What is the first order logic statement of "this field is of characteristic zero"? I want to state that a field $F$ is of characteristic zero in logical notation to an audience without referring them to the meaning of the characteristic of a field.
My first thought was the proposition
$\forall x \in F \setminus \{-1\} : x + 1 \ne 0,$
but this holds for any field.
How can “of characteristic zero” be stated using quantifiers?
 A: No.
The statement is equivalent to

for all $x\in F$, if $x+1=0$ then $x=-1$.

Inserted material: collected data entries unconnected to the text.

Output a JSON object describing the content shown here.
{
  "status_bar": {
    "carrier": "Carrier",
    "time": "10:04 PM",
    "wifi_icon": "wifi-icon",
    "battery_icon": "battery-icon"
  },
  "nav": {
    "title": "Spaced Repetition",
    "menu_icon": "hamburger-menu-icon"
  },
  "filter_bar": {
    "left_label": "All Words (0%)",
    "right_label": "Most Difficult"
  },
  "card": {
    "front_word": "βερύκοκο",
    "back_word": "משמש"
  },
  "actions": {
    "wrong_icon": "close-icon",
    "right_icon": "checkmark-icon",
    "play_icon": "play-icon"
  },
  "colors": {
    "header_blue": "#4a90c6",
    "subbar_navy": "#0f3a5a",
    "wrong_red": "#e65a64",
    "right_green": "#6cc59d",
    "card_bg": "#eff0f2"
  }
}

This is true in every field.
To explain characteristic zero, how about just "adding $1$ and $1$ and $1$ and so on [finitely many times] will never give you zero".  Omit the "finitely many times" if you think it will confuse your audience.  And I would certainly suggest briefly giving an example of a field with non-zero characteristic, otherwise they will just say "that's obvious, what's the point?"
A: No. In any field the equation 
$$
x + 1 = 0
$$
has the unique solution $x = -1$, independent of the characteristic.
If your audience is unfamiliar with the characteristic of a field and you need to explain it, do that with an example. In $\mathbb{Z}_5$ you have
$1 + 1 + 1 +1 + 1 = 0$. In a field with characteristic $0$ no sum of $1$s can be $0$.
Don't use logical symbols, use words.
Edit in response to the edited question.
If you must use a formal statement you might say

For every positive integer $n$ the sum of $n$ $1$s is not $0$.

or

The smallest subfield is infinite.